Summer jobs lose sense of fun

My shortest summer job lasted only four days, thanks to the newlyweds.

Home from my freshman year in college, I’d become a busboy at a hotel in Tarrytown, N.Y. Cleaning up after midnight on my fourth day, I found 16 bottles of “complimentary” champagne.

Each bottle was to be delivered shortly – very shortly – after the newlyweds got to their rooms. But the front desk hadn’t passed the word.

I suggested to the night manager that a 1 a.m delivery would be worse for hotel PR than no delivery at all. “No! It’s part of the package,” he insisted. “You’ve got to take them up.”

I tried. But after making my little welcoming speech to two or three furious grooms, I just went home.

The next day my boss chewed me out for not finishing the job, and I laughed at her and quit. Sometimes you have to work for idiots, but there’s a limit.

This brief period in my resume of summer jobs came to mind recently as I waited for the train to Philadelphia – to the kind of office job I’ve had for the past 30 years.

There on the platform were several college students, nicely dressed, I gathered, for a summer of interning. They looked altogether too serious.

I can’t prove this, but I sense that, these days, more and more summer jobs are about resume-polishing than about doing something different and having fun.

My 16-year-old nephew in Oregon plans to take a college chemistry course. Some young people plan “community service” that will look good on college applications. And lots of college kids apparently want to work for companies that might hire them after graduation, as if the 40 or 50 years of serious work to come aren’t enough.

Gee, I don’t remember anyone doing that sort of thing when I was that age.

Who’s behind this? High school guidance counselors? College admissions people? Corporate recruiters? Parents?

Or have I got it wrong?

I’d like to find out, and this is a case where readers must know more than I do. So I’d like to have another contest, as I’ve done from time to time.

I want to hear about your summer jobs: the best, the worst, the most lucrative, the stupidest, the hardest …

As always, there will be no prize beyond the chance to share your account with everyone else. If there are too many good entries to fit this space, we’ll put them on our Web site.

In addition to entertainment value, all entries should address the question: What, besides making money, should be the “point” of a summer job?

For me, it was about doing something outside my otherwise sheltered, upper-middle-class suburban life.

One summer, I drove around in a town-owned car taking Polaroid photos of houses for the tax assessor’s office.

During one spring vacation, I was a dishwasher at a greasy spoon, where one of my tasks was to refill Heinz ketchup bottles with a cheaper brand.

And one of my summer-job periods stretched into a full year off from college.

First, I was a human mule dragging huge loads of Everready flashlight batteries through a factory in Sydney, Australia. Different from my ordinary life, it was.

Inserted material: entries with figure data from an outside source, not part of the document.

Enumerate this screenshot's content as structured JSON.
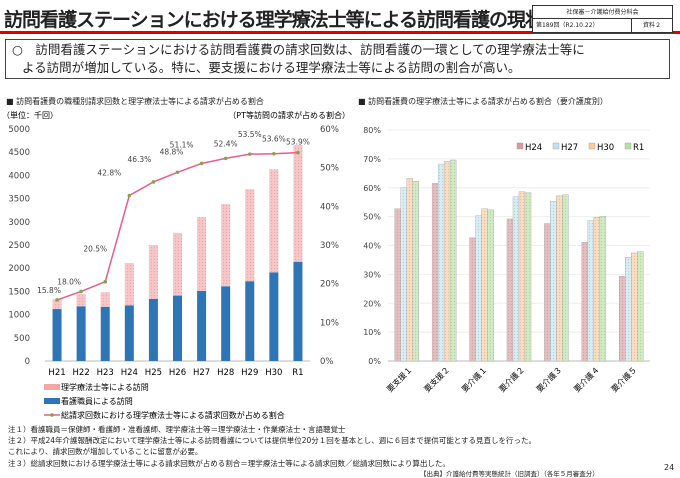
{
  "header": {
    "title": "訪問看護ステーションにおける理学療法士等による訪問看護の現状",
    "meta_committee": "社保審－介護給付費分科会",
    "meta_session": "第189回（R2.10.22）",
    "meta_doc": "資料２"
  },
  "summary": {
    "line1": "○　訪問看護ステーションにおける訪問看護費の請求回数は、訪問看護の一環としての理学療法士等に",
    "line2": "よる訪問が増加している。特に、要支援における理学療法士等による訪問の割合が高い。"
  },
  "colors": {
    "pt": "#f4a7a7",
    "nurse": "#2e75b6",
    "line": "#ee5a8a",
    "h24": "#d99a9a",
    "h27": "#bfe3ee",
    "h30": "#fbc9a0",
    "r1": "#b6e0a0"
  },
  "chart_data": [
    {
      "type": "bar",
      "stacked": true,
      "section_title": "■ 訪問看護費の職種別請求回数と理学療法士等による請求が占める割合",
      "ylabel": "（単位：千回）",
      "y2label": "（PT等訪問の請求が占める割合）",
      "categories": [
        "H21",
        "H22",
        "H23",
        "H24",
        "H25",
        "H26",
        "H27",
        "H28",
        "H29",
        "H30",
        "R1"
      ],
      "ylim": [
        0,
        5000
      ],
      "yticks": [
        "0",
        "500",
        "1000",
        "1500",
        "2000",
        "2500",
        "3000",
        "3500",
        "4000",
        "4500",
        "5000"
      ],
      "y2lim": [
        0,
        60
      ],
      "y2ticks": [
        "0%",
        "10%",
        "20%",
        "30%",
        "40%",
        "50%",
        "60%"
      ],
      "series": [
        {
          "name": "看護職員による訪問",
          "values": [
            1120,
            1180,
            1170,
            1200,
            1340,
            1410,
            1510,
            1610,
            1720,
            1910,
            2140
          ]
        },
        {
          "name": "理学療法士等による訪問",
          "values": [
            210,
            260,
            310,
            910,
            1160,
            1350,
            1590,
            1770,
            1980,
            2220,
            2510
          ]
        },
        {
          "name": "総請求回数における理学療法士等による請求回数が占める割合",
          "type": "line",
          "axis": "right",
          "values": [
            15.8,
            18.0,
            20.5,
            42.8,
            46.3,
            48.8,
            51.1,
            52.4,
            53.5,
            53.6,
            53.9
          ],
          "labels": [
            "15.8%",
            "18.0%",
            "20.5%",
            "42.8%",
            "46.3%",
            "48.8%",
            "51.1%",
            "52.4%",
            "53.5%",
            "53.6%",
            "53.9%"
          ]
        }
      ],
      "legend_placement": "bottom"
    },
    {
      "type": "bar",
      "section_title": "■ 訪問看護費の理学療法士等による請求が占める割合（要介護度別）",
      "categories": [
        "要支援１",
        "要支援２",
        "要介護１",
        "要介護２",
        "要介護３",
        "要介護４",
        "要介護５"
      ],
      "ylim": [
        0,
        80
      ],
      "yticks": [
        "0%",
        "10%",
        "20%",
        "30%",
        "40%",
        "50%",
        "60%",
        "70%",
        "80%"
      ],
      "grid": true,
      "series": [
        {
          "name": "H24",
          "values": [
            52.7,
            61.5,
            42.7,
            49.2,
            47.6,
            41.1,
            29.3
          ]
        },
        {
          "name": "H27",
          "values": [
            60.0,
            68.2,
            50.3,
            56.9,
            55.3,
            48.6,
            35.9
          ]
        },
        {
          "name": "H30",
          "values": [
            63.2,
            69.2,
            52.7,
            58.6,
            57.2,
            49.8,
            37.4
          ]
        },
        {
          "name": "R1",
          "values": [
            62.2,
            69.6,
            52.4,
            58.3,
            57.6,
            50.1,
            37.9
          ]
        }
      ],
      "legend_placement": "top-right"
    }
  ],
  "notes": [
    "注１）看護職員＝保健師・看護師・准看護師、理学療法士等＝理学療法士・作業療法士・言語聴覚士",
    "注２）平成24年介護報酬改定において理学療法士等による訪問看護については提供単位20分１回を基本とし、週に６回まで提供可能とする見直しを行った。",
    "これにより、請求回数が増加していることに留意が必要。",
    "注３）総請求回数における理学療法士等による請求回数が占める割合＝理学療法士等による請求回数／総請求回数により算出した。"
  ],
  "source": "【出典】介護給付費等実態統計（旧調査）（各年５月審査分）",
  "page_number": "24"
}
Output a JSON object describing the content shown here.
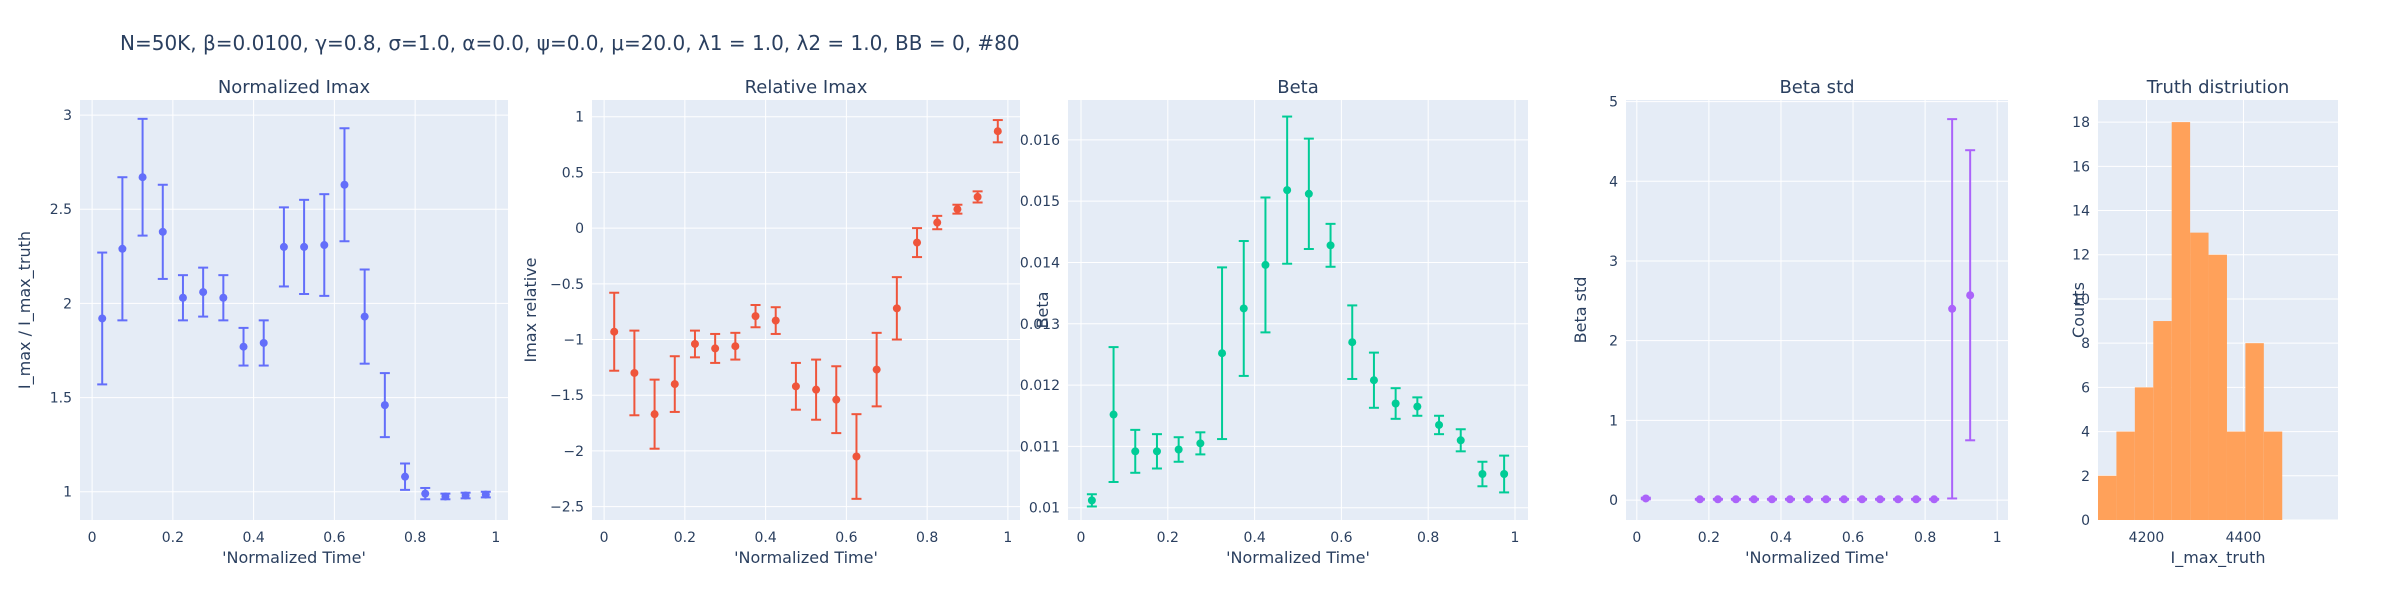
{
  "figure_title": "N=50K, β=0.0100, γ=0.8, σ=1.0,  α=0.0, ψ=0.0, μ=20.0, λ1 = 1.0, λ2 = 1.0, BB = 0, #80",
  "chart_data": [
    {
      "type": "scatter",
      "title": "Normalized Imax",
      "xlabel": "'Normalized Time'",
      "ylabel": "I_max / I_max_truth",
      "color": "#636efa",
      "xlim": [
        -0.03,
        1.03
      ],
      "ylim": [
        0.85,
        3.08
      ],
      "xticks": [
        0,
        0.2,
        0.4,
        0.6,
        0.8,
        1
      ],
      "xtick_labels": [
        "0",
        "0.2",
        "0.4",
        "0.6",
        "0.8",
        "1"
      ],
      "yticks": [
        1,
        1.5,
        2,
        2.5,
        3
      ],
      "ytick_labels": [
        "1",
        "1.5",
        "2",
        "2.5",
        "3"
      ],
      "x": [
        0.025,
        0.075,
        0.125,
        0.175,
        0.225,
        0.275,
        0.325,
        0.375,
        0.425,
        0.475,
        0.525,
        0.575,
        0.625,
        0.675,
        0.725,
        0.775,
        0.825,
        0.875,
        0.925,
        0.975
      ],
      "y": [
        1.92,
        2.29,
        2.67,
        2.38,
        2.03,
        2.06,
        2.03,
        1.77,
        1.79,
        2.3,
        2.3,
        2.31,
        2.63,
        1.93,
        1.46,
        1.08,
        0.99,
        0.975,
        0.98,
        0.985
      ],
      "err": [
        0.35,
        0.38,
        0.31,
        0.25,
        0.12,
        0.13,
        0.12,
        0.1,
        0.12,
        0.21,
        0.25,
        0.27,
        0.3,
        0.25,
        0.17,
        0.07,
        0.03,
        0.015,
        0.015,
        0.015
      ]
    },
    {
      "type": "scatter",
      "title": "Relative Imax",
      "xlabel": "'Normalized Time'",
      "ylabel": "Imax relative",
      "color": "#ef553b",
      "xlim": [
        -0.03,
        1.03
      ],
      "ylim": [
        -2.62,
        1.15
      ],
      "xticks": [
        0,
        0.2,
        0.4,
        0.6,
        0.8,
        1
      ],
      "xtick_labels": [
        "0",
        "0.2",
        "0.4",
        "0.6",
        "0.8",
        "1"
      ],
      "yticks": [
        -2.5,
        -2,
        -1.5,
        -1,
        -0.5,
        0,
        0.5,
        1
      ],
      "ytick_labels": [
        "−2.5",
        "−2",
        "−1.5",
        "−1",
        "−0.5",
        "0",
        "0.5",
        "1"
      ],
      "x": [
        0.025,
        0.075,
        0.125,
        0.175,
        0.225,
        0.275,
        0.325,
        0.375,
        0.425,
        0.475,
        0.525,
        0.575,
        0.625,
        0.675,
        0.725,
        0.775,
        0.825,
        0.875,
        0.925,
        0.975
      ],
      "y": [
        -0.93,
        -1.3,
        -1.67,
        -1.4,
        -1.04,
        -1.08,
        -1.06,
        -0.79,
        -0.83,
        -1.42,
        -1.45,
        -1.54,
        -2.05,
        -1.27,
        -0.72,
        -0.13,
        0.05,
        0.17,
        0.28,
        0.87
      ],
      "err": [
        0.35,
        0.38,
        0.31,
        0.25,
        0.12,
        0.13,
        0.12,
        0.1,
        0.12,
        0.21,
        0.27,
        0.3,
        0.38,
        0.33,
        0.28,
        0.13,
        0.06,
        0.04,
        0.05,
        0.1
      ]
    },
    {
      "type": "scatter",
      "title": "Beta",
      "xlabel": "'Normalized Time'",
      "ylabel": "Beta",
      "color": "#00cc96",
      "xlim": [
        -0.03,
        1.03
      ],
      "ylim": [
        0.0098,
        0.01665
      ],
      "xticks": [
        0,
        0.2,
        0.4,
        0.6,
        0.8,
        1
      ],
      "xtick_labels": [
        "0",
        "0.2",
        "0.4",
        "0.6",
        "0.8",
        "1"
      ],
      "yticks": [
        0.01,
        0.011,
        0.012,
        0.013,
        0.014,
        0.015,
        0.016
      ],
      "ytick_labels": [
        "0.01",
        "0.011",
        "0.012",
        "0.013",
        "0.014",
        "0.015",
        "0.016"
      ],
      "x": [
        0.025,
        0.075,
        0.125,
        0.175,
        0.225,
        0.275,
        0.325,
        0.375,
        0.425,
        0.475,
        0.525,
        0.575,
        0.625,
        0.675,
        0.725,
        0.775,
        0.825,
        0.875,
        0.925,
        0.975
      ],
      "y": [
        0.01012,
        0.01152,
        0.01092,
        0.01092,
        0.01095,
        0.01105,
        0.01252,
        0.01325,
        0.01396,
        0.01518,
        0.01512,
        0.01428,
        0.0127,
        0.01208,
        0.0117,
        0.01165,
        0.01135,
        0.0111,
        0.01055,
        0.01055
      ],
      "err": [
        0.0001,
        0.0011,
        0.00035,
        0.00028,
        0.0002,
        0.00018,
        0.0014,
        0.0011,
        0.0011,
        0.0012,
        0.0009,
        0.00035,
        0.0006,
        0.00045,
        0.00025,
        0.00015,
        0.00015,
        0.00018,
        0.0002,
        0.0003
      ]
    },
    {
      "type": "scatter",
      "title": "Beta std",
      "xlabel": "'Normalized Time'",
      "ylabel": "Beta std",
      "color": "#ab63fa",
      "xlim": [
        -0.03,
        1.03
      ],
      "ylim": [
        -0.25,
        5.02
      ],
      "xticks": [
        0,
        0.2,
        0.4,
        0.6,
        0.8,
        1
      ],
      "xtick_labels": [
        "0",
        "0.2",
        "0.4",
        "0.6",
        "0.8",
        "1"
      ],
      "yticks": [
        0,
        1,
        2,
        3,
        4,
        5
      ],
      "ytick_labels": [
        "0",
        "1",
        "2",
        "3",
        "4",
        "5"
      ],
      "x": [
        0.025,
        0.175,
        0.225,
        0.275,
        0.325,
        0.375,
        0.425,
        0.475,
        0.525,
        0.575,
        0.625,
        0.675,
        0.725,
        0.775,
        0.825,
        0.875,
        0.925
      ],
      "y": [
        0.02,
        0.01,
        0.01,
        0.01,
        0.01,
        0.01,
        0.01,
        0.01,
        0.01,
        0.01,
        0.01,
        0.01,
        0.01,
        0.01,
        0.01,
        2.4,
        2.57
      ],
      "err": [
        0.01,
        0.005,
        0.005,
        0.005,
        0.005,
        0.005,
        0.005,
        0.005,
        0.005,
        0.005,
        0.005,
        0.005,
        0.005,
        0.005,
        0.005,
        2.38,
        1.82
      ]
    },
    {
      "type": "bar",
      "title": "Truth distriution",
      "xlabel": "I_max_truth",
      "ylabel": "Counts",
      "color": "#ffa15a",
      "xlim": [
        4100,
        4595
      ],
      "ylim": [
        0,
        19
      ],
      "xticks": [
        4200,
        4400
      ],
      "xtick_labels": [
        "4200",
        "4400"
      ],
      "yticks": [
        0,
        2,
        4,
        6,
        8,
        10,
        12,
        14,
        16,
        18
      ],
      "ytick_labels": [
        "0",
        "2",
        "4",
        "6",
        "8",
        "10",
        "12",
        "14",
        "16",
        "18"
      ],
      "bin_edges": [
        4100,
        4138,
        4176,
        4214,
        4252,
        4290,
        4328,
        4366,
        4404,
        4442,
        4480,
        4518,
        4556,
        4595
      ],
      "counts": [
        2,
        4,
        6,
        9,
        18,
        13,
        12,
        4,
        8,
        4,
        0,
        0,
        0
      ]
    }
  ]
}
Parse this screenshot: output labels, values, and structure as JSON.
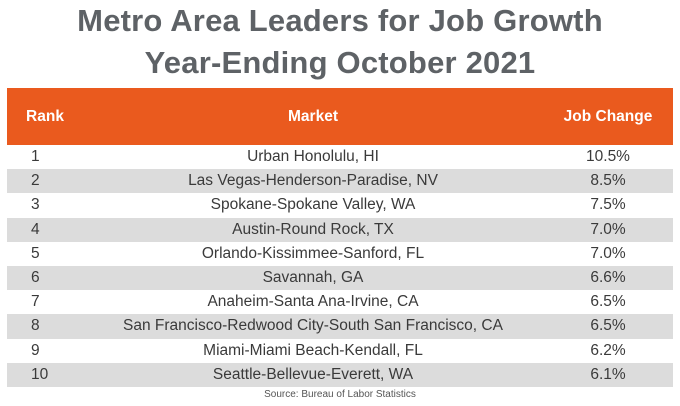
{
  "title": {
    "line1": "Metro Area Leaders for Job Growth",
    "line2": "Year-Ending October 2021"
  },
  "table": {
    "headers": {
      "rank": "Rank",
      "market": "Market",
      "change": "Job Change"
    },
    "rows": [
      {
        "rank": "1",
        "market": "Urban Honolulu, HI",
        "change": "10.5%"
      },
      {
        "rank": "2",
        "market": "Las Vegas-Henderson-Paradise, NV",
        "change": "8.5%"
      },
      {
        "rank": "3",
        "market": "Spokane-Spokane Valley, WA",
        "change": "7.5%"
      },
      {
        "rank": "4",
        "market": "Austin-Round Rock, TX",
        "change": "7.0%"
      },
      {
        "rank": "5",
        "market": "Orlando-Kissimmee-Sanford, FL",
        "change": "7.0%"
      },
      {
        "rank": "6",
        "market": "Savannah, GA",
        "change": "6.6%"
      },
      {
        "rank": "7",
        "market": "Anaheim-Santa Ana-Irvine, CA",
        "change": "6.5%"
      },
      {
        "rank": "8",
        "market": "San Francisco-Redwood City-South San Francisco, CA",
        "change": "6.5%"
      },
      {
        "rank": "9",
        "market": "Miami-Miami Beach-Kendall, FL",
        "change": "6.2%"
      },
      {
        "rank": "10",
        "market": "Seattle-Bellevue-Everett, WA",
        "change": "6.1%"
      }
    ]
  },
  "source": "Source: Bureau of Labor Statistics",
  "colors": {
    "header_bg": "#ea5a1e",
    "stripe": "#dcdcdc",
    "title": "#5e6266"
  }
}
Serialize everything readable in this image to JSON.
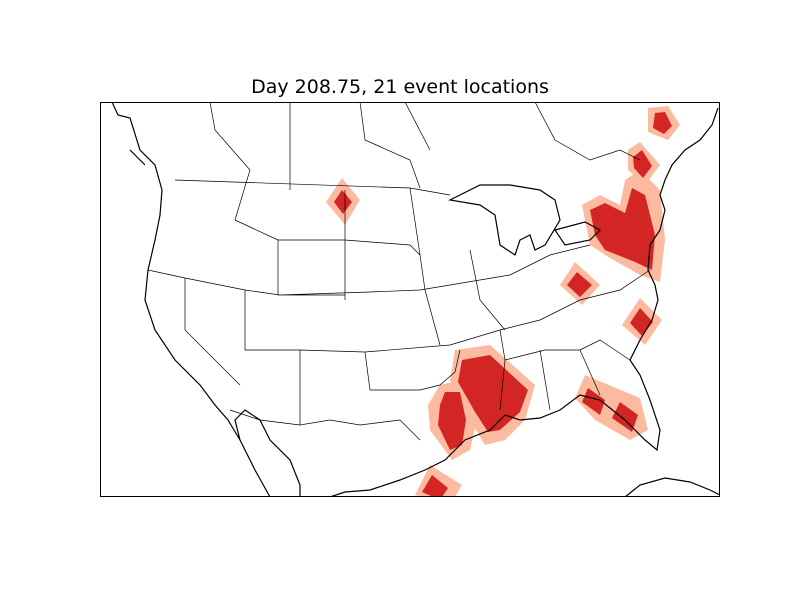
{
  "title": "Day 208.75, 21 event locations",
  "colors": {
    "event_core": "#d42525",
    "event_halo": "#fcbba1",
    "coastline": "#000000",
    "background": "#ffffff"
  }
}
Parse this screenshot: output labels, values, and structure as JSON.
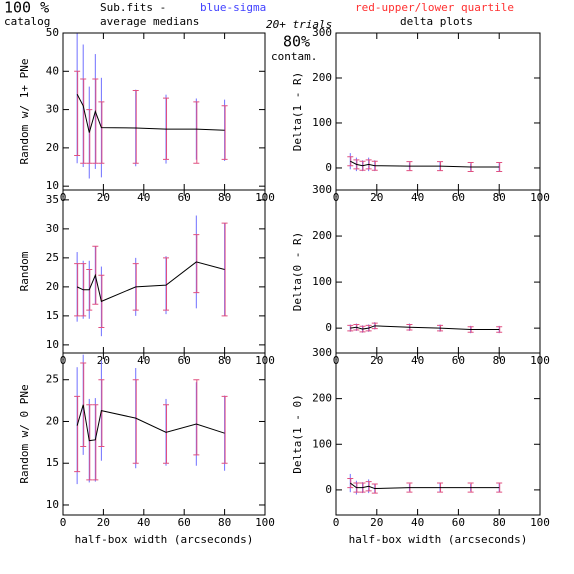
{
  "header": {
    "catalog_pct": "100 %",
    "catalog": "catalog",
    "fits": "Sub.fits  -",
    "medians": "average medians",
    "sigma": "blue-sigma",
    "quartile": "red-upper/lower quartile",
    "trials": "20+ trials",
    "contam_pct": "80%",
    "contam": "contam.",
    "delta": "delta plots"
  },
  "chart_data": [
    {
      "type": "errorbar",
      "ylabel": "Random w/ 1+ PNe",
      "x": [
        7,
        10,
        13,
        16,
        19,
        36,
        51,
        66,
        80
      ],
      "values": [
        34,
        31,
        24,
        29.5,
        25.3,
        25.2,
        24.9,
        24.9,
        24.6
      ],
      "sigma": [
        18,
        16,
        12,
        15,
        13,
        10,
        9,
        8,
        8
      ],
      "quartile_low": [
        18,
        16,
        16,
        16,
        16,
        16,
        17,
        16,
        17
      ],
      "quartile_high": [
        40,
        38,
        30,
        38,
        32,
        35,
        33,
        32,
        31
      ],
      "xlim": [
        0,
        100
      ],
      "xticks": [
        0,
        20,
        40,
        60,
        80,
        100
      ],
      "ylim": [
        9,
        50
      ],
      "yticks": [
        10,
        20,
        30,
        40,
        50
      ],
      "line_color": "#000000",
      "sigma_color": "#6f6fff",
      "quartile_color": "#e05080"
    },
    {
      "type": "errorbar",
      "ylabel": "Delta(1 - R)",
      "x": [
        7,
        10,
        13,
        16,
        19,
        36,
        51,
        66,
        80
      ],
      "values": [
        15,
        8,
        5,
        8,
        5,
        4,
        4,
        2,
        2
      ],
      "sigma": [
        18,
        15,
        12,
        15,
        12,
        8,
        10,
        8,
        10
      ],
      "quartile_low": [
        5,
        -2,
        -5,
        -2,
        -5,
        -6,
        -6,
        -8,
        -8
      ],
      "quartile_high": [
        25,
        18,
        15,
        18,
        15,
        14,
        14,
        12,
        12
      ],
      "xlim": [
        0,
        100
      ],
      "xticks": [
        0,
        20,
        40,
        60,
        80,
        100
      ],
      "ylim": [
        -49,
        300
      ],
      "yticks": [
        0,
        100,
        200,
        300
      ],
      "line_color": "#000000",
      "sigma_color": "#6f6fff",
      "quartile_color": "#e05080"
    },
    {
      "type": "errorbar",
      "ylabel": "Random",
      "x": [
        7,
        10,
        13,
        16,
        19,
        36,
        51,
        66,
        80
      ],
      "values": [
        20,
        19.5,
        19.5,
        22,
        17.5,
        20,
        20.3,
        24.3,
        23
      ],
      "sigma": [
        6,
        5,
        5,
        5,
        6,
        5,
        5,
        8,
        8
      ],
      "quartile_low": [
        15,
        15,
        16,
        17,
        13,
        16,
        16,
        19,
        15
      ],
      "quartile_high": [
        24,
        24,
        23,
        27,
        22,
        24,
        25,
        29,
        31
      ],
      "xlim": [
        0,
        100
      ],
      "xticks": [
        0,
        20,
        40,
        60,
        80,
        100
      ],
      "ylim": [
        8.6,
        36.7
      ],
      "yticks": [
        10,
        15,
        20,
        25,
        30,
        35
      ],
      "line_color": "#000000",
      "sigma_color": "#6f6fff",
      "quartile_color": "#e05080"
    },
    {
      "type": "errorbar",
      "ylabel": "Delta(0 - R)",
      "x": [
        7,
        10,
        13,
        16,
        19,
        36,
        51,
        66,
        80
      ],
      "values": [
        0,
        2,
        -2,
        0,
        5,
        2,
        0,
        -3,
        -3
      ],
      "sigma": [
        8,
        8,
        8,
        8,
        8,
        8,
        8,
        8,
        8
      ],
      "quartile_low": [
        -6,
        -4,
        -8,
        -6,
        -1,
        -4,
        -6,
        -9,
        -9
      ],
      "quartile_high": [
        6,
        8,
        4,
        6,
        11,
        8,
        6,
        3,
        3
      ],
      "xlim": [
        0,
        100
      ],
      "xticks": [
        0,
        20,
        40,
        60,
        80,
        100
      ],
      "ylim": [
        -54,
        300
      ],
      "yticks": [
        0,
        100,
        200,
        300
      ],
      "line_color": "#000000",
      "sigma_color": "#6f6fff",
      "quartile_color": "#e05080"
    },
    {
      "type": "errorbar",
      "ylabel": "Random w/ 0 PNe",
      "xlabel": "half-box width (arcseconds)",
      "x": [
        7,
        10,
        13,
        16,
        19,
        36,
        51,
        66,
        80
      ],
      "values": [
        19.5,
        22,
        17.7,
        17.8,
        21.3,
        20.4,
        18.7,
        19.7,
        18.6
      ],
      "sigma": [
        7,
        6,
        5,
        5,
        6,
        6,
        4,
        5,
        4.5
      ],
      "quartile_low": [
        14,
        17,
        13,
        13,
        17,
        15,
        15,
        16,
        15
      ],
      "quartile_high": [
        23,
        27,
        22,
        22,
        25,
        25,
        22,
        25,
        23
      ],
      "xlim": [
        0,
        100
      ],
      "xticks": [
        0,
        20,
        40,
        60,
        80,
        100
      ],
      "ylim": [
        8.8,
        28.2
      ],
      "yticks": [
        10,
        15,
        20,
        25
      ],
      "line_color": "#000000",
      "sigma_color": "#6f6fff",
      "quartile_color": "#e05080"
    },
    {
      "type": "errorbar",
      "ylabel": "Delta(1 - 0)",
      "xlabel": "half-box width (arcseconds)",
      "x": [
        7,
        10,
        13,
        16,
        19,
        36,
        51,
        66,
        80
      ],
      "values": [
        15,
        5,
        5,
        8,
        3,
        5,
        5,
        5,
        5
      ],
      "sigma": [
        20,
        15,
        12,
        15,
        10,
        8,
        10,
        8,
        10
      ],
      "quartile_low": [
        5,
        -5,
        -5,
        -2,
        -7,
        -5,
        -5,
        -5,
        -5
      ],
      "quartile_high": [
        25,
        15,
        15,
        18,
        13,
        15,
        15,
        15,
        15
      ],
      "xlim": [
        0,
        100
      ],
      "xticks": [
        0,
        20,
        40,
        60,
        80,
        100
      ],
      "ylim": [
        -55,
        300
      ],
      "yticks": [
        0,
        100,
        200,
        300
      ],
      "line_color": "#000000",
      "sigma_color": "#6f6fff",
      "quartile_color": "#e05080"
    }
  ]
}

The place was so noisy you couldn’t talk – but you could sing at the top of your lungs with no one knowing. At lunch, the men sat on one side, the women on the other.

A friend of mine was the appearance tester. He watched batteries parade past all day, zapping flawed ones off the line with a jet of air. He kept a bottle of aspirin open by his elbow.

After a couple of months, I moved to my next job, six months of chasing cattle on horseback in the Australian outback. Branding, stringing barbed wire, greasing windmills, milking cows, shoeing horses. … What a blast!

If I could, I’d do it today.

And that’s the mark of a really good summer job.